Depuis le 7 octobre 2023, Israël mène une guerre génocidaire contre Gaza, marquée par des meurtres, la famine, des destructions et des déplacements forcés, ignorant tous les appels internationaux et les injonctions de la Cour internationale de Justice exigeant l’arrêt de la guerre. Le génocide israélien en cours a fait plus de 201 000 morts et blessés parmi les gazaouis, la plupart des enfants et des femmes, outre plus de 9 000 disparus, et plusieurs centaines de milliers de personnes déplacées…
Les Arabes tenus pour responsables
Cheikh Naïm Qassem, secrétaire général du Hezbollah, a affirmé que « ce que subit le peuple palestinien dans la bande de Gaza est une agression américano-israélienne et un excès de brutalité, de génocide, de famine et de meurtres ». Il a ajouté que cela « transgresse toutes les normes humanitaires et morales ».
Dans un communiqué publié mardi soir, le leader de la résiitance libanaise a souligné que « le silence international concernant ce qui se passe à Gaza constitue une condamnation des régimes et des responsables », considérant que « ce silence porte atteinte au prétendu droit international public ». Il a estimé « qu’ il ne suffit pas que 25 pays appellent à la fin de la guerre contre Gaza, et cela ne les absout pas de leur responsabilité dans ce qui se passe ».

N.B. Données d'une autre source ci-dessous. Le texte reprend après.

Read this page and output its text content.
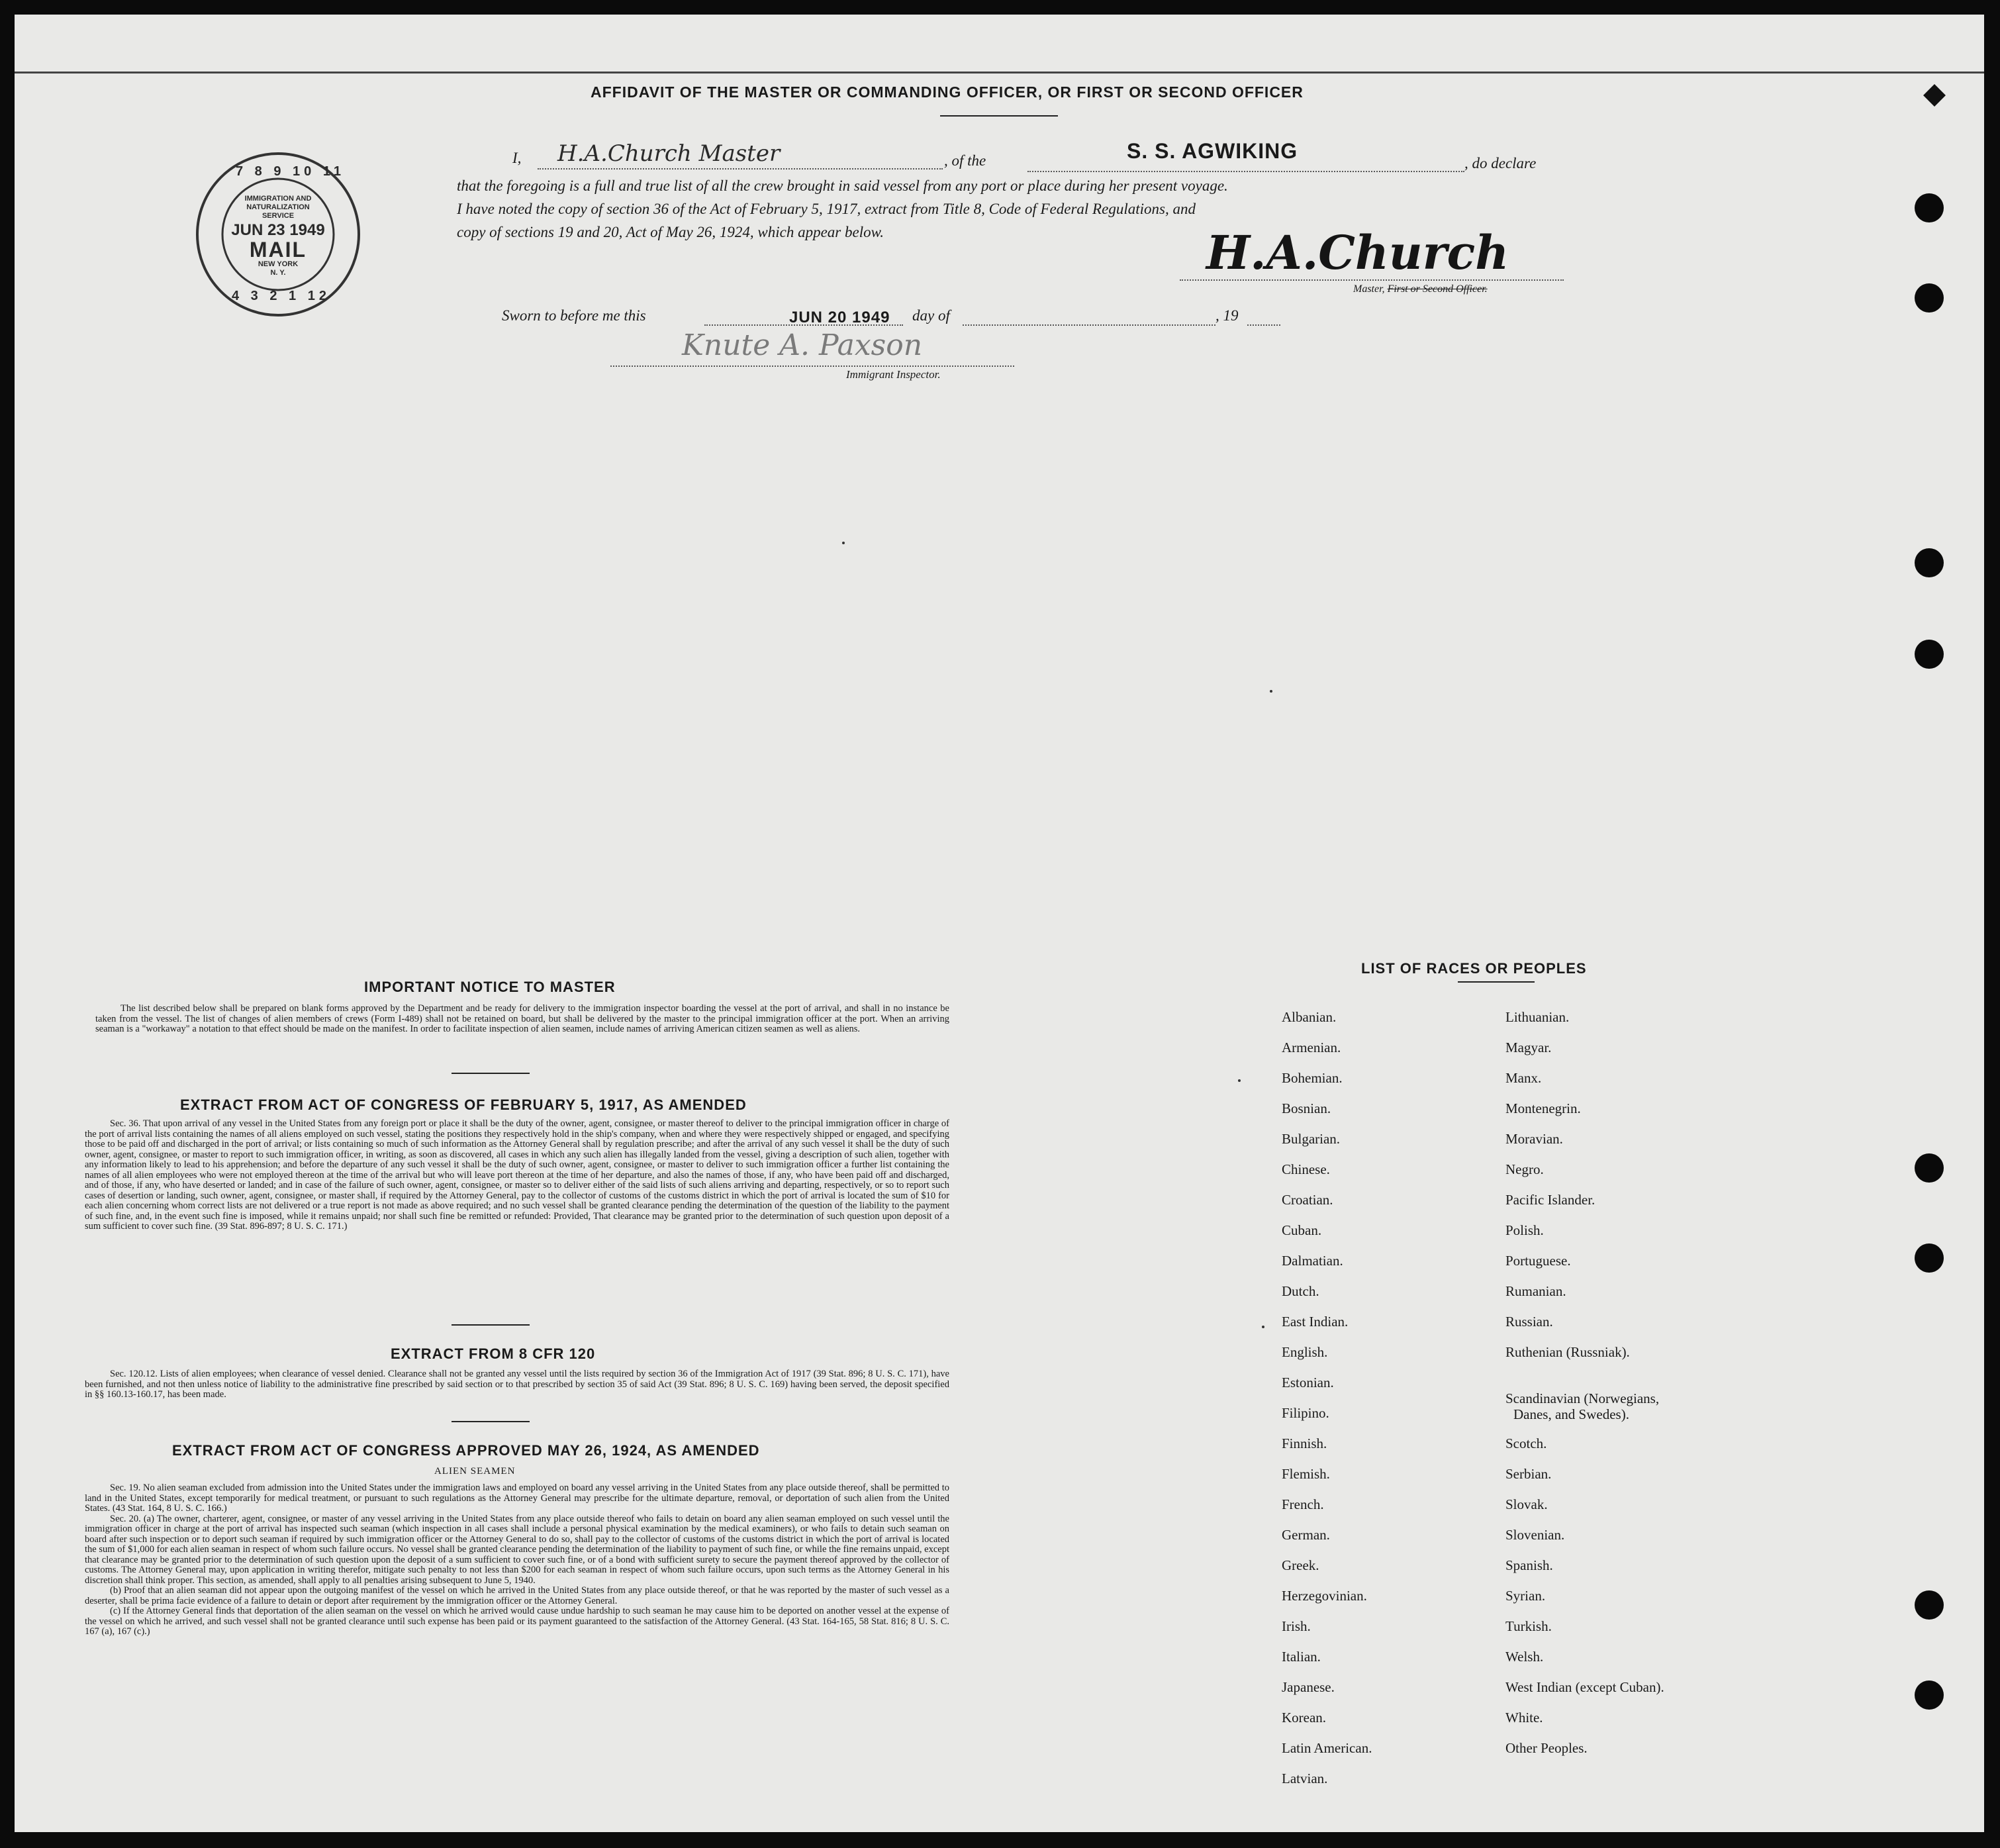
AFFIDAVIT OF THE MASTER OR COMMANDING OFFICER, OR FIRST OR SECOND OFFICER
7 8 9 10 11
4 3 2 1 12
IMMIGRATION AND
NATURALIZATION
SERVICE
JUN 23 1949
MAIL
NEW YORK
N. Y.
I, H.A.Church Master	, of the	S. S. AGWIKING
, do declare
that the foregoing is a full and true list of all the crew brought in said vessel from any port or place during her present voyage.
I have noted the copy of section 36 of the Act of February 5, 1917, extract from Title 8, Code of Federal Regulations, and
copy of sections 19 and 20, Act of May 26, 1924, which appear below.	H.A.Church
Master, First or Second Officer.
Sworn to before me this	JUN 20 1949 day of	, 19
Knute A. Paxson
Immigrant Inspector.
IMPORTANT NOTICE TO MASTER

The list described below shall be prepared on blank forms approved by the Department and be ready for delivery to the immigration inspector boarding the vessel at the port of arrival, and shall in no instance be taken from the vessel. The list of changes of alien members of crews (Form I-489) shall not be retained on board, but shall be delivered by the master to the principal immigration officer at the port. When an arriving seaman is a "workaway" a notation to that effect should be made on the manifest. In order to facilitate inspection of alien seamen, include names of arriving American citizen seamen as well as aliens.

EXTRACT FROM ACT OF CONGRESS OF FEBRUARY 5, 1917, AS AMENDED

Sec. 36. That upon arrival of any vessel in the United States from any foreign port or place it shall be the duty of the owner, agent, consignee, or master thereof to deliver to the principal immigration officer in charge of the port of arrival lists containing the names of all aliens employed on such vessel, stating the positions they respectively hold in the ship's company, when and where they were respectively shipped or engaged, and specifying those to be paid off and discharged in the port of arrival; or lists containing so much of such information as the Attorney General shall by regulation prescribe; and after the arrival of any such vessel it shall be the duty of such owner, agent, consignee, or master to report to such immigration officer, in writing, as soon as discovered, all cases in which any such alien has illegally landed from the vessel, giving a description of such alien, together with any information likely to lead to his apprehension; and before the departure of any such vessel it shall be the duty of such owner, agent, consignee, or master to deliver to such immigration officer a further list containing the names of all alien employees who were not employed thereon at the time of the arrival but who will leave port thereon at the time of her departure, and also the names of those, if any, who have been paid off and discharged, and of those, if any, who have deserted or landed; and in case of the failure of such owner, agent, consignee, or master so to deliver either of the said lists of such aliens arriving and departing, respectively, or so to report such cases of desertion or landing, such owner, agent, consignee, or master shall, if required by the Attorney General, pay to the collector of customs of the customs district in which the port of arrival is located the sum of $10 for each alien concerning whom correct lists are not delivered or a true report is not made as above required; and no such vessel shall be granted clearance pending the determination of the question of the liability to the payment of such fine, and, in the event such fine is imposed, while it remains unpaid; nor shall such fine be remitted or refunded: Provided, That clearance may be granted prior to the determination of such question upon deposit of a sum sufficient to cover such fine. (39 Stat. 896-897; 8 U. S. C. 171.)

EXTRACT FROM 8 CFR 120

Sec. 120.12. Lists of alien employees; when clearance of vessel denied. Clearance shall not be granted any vessel until the lists required by section 36 of the Immigration Act of 1917 (39 Stat. 896; 8 U. S. C. 171), have been furnished, and not then unless notice of liability to the administrative fine prescribed by said section or to that prescribed by section 35 of said Act (39 Stat. 896; 8 U. S. C. 169) having been served, the deposit specified in §§ 160.13-160.17, has been made.

EXTRACT FROM ACT OF CONGRESS APPROVED MAY 26, 1924, AS AMENDED
ALIEN SEAMEN

Sec. 19. No alien seaman excluded from admission into the United States under the immigration laws and employed on board any vessel arriving in the United States from any place outside thereof, shall be permitted to land in the United States, except temporarily for medical treatment, or pursuant to such regulations as the Attorney General may prescribe for the ultimate departure, removal, or deportation of such alien from the United States. (43 Stat. 164, 8 U. S. C. 166.)

Sec. 20. (a) The owner, charterer, agent, consignee, or master of any vessel arriving in the United States from any place outside thereof who fails to detain on board any alien seaman employed on such vessel until the immigration officer in charge at the port of arrival has inspected such seaman (which inspection in all cases shall include a personal physical examination by the medical examiners), or who fails to detain such seaman on board after such inspection or to deport such seaman if required by such immigration officer or the Attorney General to do so, shall pay to the collector of customs of the customs district in which the port of arrival is located the sum of $1,000 for each alien seaman in respect of whom such failure occurs. No vessel shall be granted clearance pending the determination of the liability to payment of such fine, or while the fine remains unpaid, except that clearance may be granted prior to the determination of such question upon the deposit of a sum sufficient to cover such fine, or of a bond with sufficient surety to secure the payment thereof approved by the collector of customs. The Attorney General may, upon application in writing therefor, mitigate such penalty to not less than $200 for each seaman in respect of whom such failure occurs, upon such terms as the Attorney General in his discretion shall think proper. This section, as amended, shall apply to all penalties arising subsequent to June 5, 1940.

(b) Proof that an alien seaman did not appear upon the outgoing manifest of the vessel on which he arrived in the United States from any place outside thereof, or that he was reported by the master of such vessel as a deserter, shall be prima facie evidence of a failure to detain or deport after requirement by the immigration officer or the Attorney General.

(c) If the Attorney General finds that deportation of the alien seaman on the vessel on which he arrived would cause undue hardship to such seaman he may cause him to be deported on another vessel at the expense of the vessel on which he arrived, and such vessel shall not be granted clearance until such expense has been paid or its payment guaranteed to the satisfaction of the Attorney General. (43 Stat. 164-165, 58 Stat. 816; 8 U. S. C. 167 (a), 167 (c).)

LIST OF RACES OR PEOPLES
Albanian.
Armenian.
Bohemian.
Bosnian.
Bulgarian.
Chinese.
Croatian.
Cuban.
Dalmatian.
Dutch.
East Indian.
English.
Estonian.
Filipino.
Finnish.
Flemish.
French.
German.
Greek.
Herzegovinian.
Irish.
Italian.
Japanese.
Korean.
Latin American.
Latvian.
Lithuanian.
Magyar.
Manx.
Montenegrin.
Moravian.
Negro.
Pacific Islander.
Polish.
Portuguese.
Rumanian.
Russian.
Ruthenian (Russniak).
Scandinavian (Norwegians,
Danes, and Swedes).
Scotch.
Serbian.
Slovak.
Slovenian.
Spanish.
Syrian.
Turkish.
Welsh.
West Indian (except Cuban).
White.
Other Peoples.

Lundi, 25 pays, dont le Royaume-Uni, la France, le Canada et le Japon, ont appelé à mettre fin « immédiatement » à la guerre dans la bande de Gaza assiégée par Israël, dans une déclaration commune. « Nous (…) nous rassemblons autour d’un message simple et urgent : la guerre à Gaza doit cesser immédiatement », écrivent les ministres des Affaires étrangères de ces pays, pour qui « la souffrance des civils à Gaza a atteint de nouveaux sommets ».
Pour le chef de file du Hezbollah, « ces propos ne disculpent en rien leur témoignage sur ce qui se passe, ni le soutien apporté par certains grands pays depuis le début de l’agression ». « Leurs prises de position et leurs condamnations n’exonèrent pas leurs auteurs. Il est nécessaire que ces prises de position se traduisent par des mesures concrètes pour mettre fin à ces massacres et à ces crimes, en imposant des sanctions à l’entité israélienne, en l’isolant, en la poursuivant en justice et en cessant toute forme de relations avec elle. », a-t-il insisté.
Le 15 juillet dernier, la réunion des ministres des Affaires étrangères de l’Union européenne, qui s’est tenue à Bruxelles, s’est conclue sans qu’aucune mesure contraignante ne soit adoptée à l’encontre d’Israël qui poursuit sa guerre génocidaires contre Gaza.
Cheikh N. Qassem a toutefois noté que « la principale responsabilité de ce qui se passe à Gaza en incombe aux Etats arabes et islamiques, dirigeants et peuples ». « Choisissez les positions que vous souhaitez, dans les limites qui vous conviennent, mais ne restez pas les bras croisés. Arrêtez la normalisation, fermez les ambassades de l’ennemi, empêchez les échanges commerciaux et unissez-vous pour soutenir la Palestine et Gaza, même avec le strict minimum de ressources vitales », a-t-il ajouté.
Selon lui, « lorsque les Etats-Unis verront que vous êtes unis comme d’une seule main et d’une seule voix avec le peuple palestinien, ils se soumettront et reculeront ». Il a averti que l’injustice se retournera contre ceux qui gardent le silence. « L’histoire retiendra cette honte sur les dirigeants et les régimes de l’humanité, à une époque de famine haineuse et de massacres de masse. L’injustice de l’Amérique et d’Israël s’étendra à ceux qui gardent le silence et s’abstiennent de soutenir les opprimés. Sachez que “Les malfaiteurs ne réussiront pas” (verset coranique, ndlr) , et que la brutalité et l’arrogance exagérées d’Israël seront la cause de sa terrible chute, si Dieu le veut », a-t-il relevé.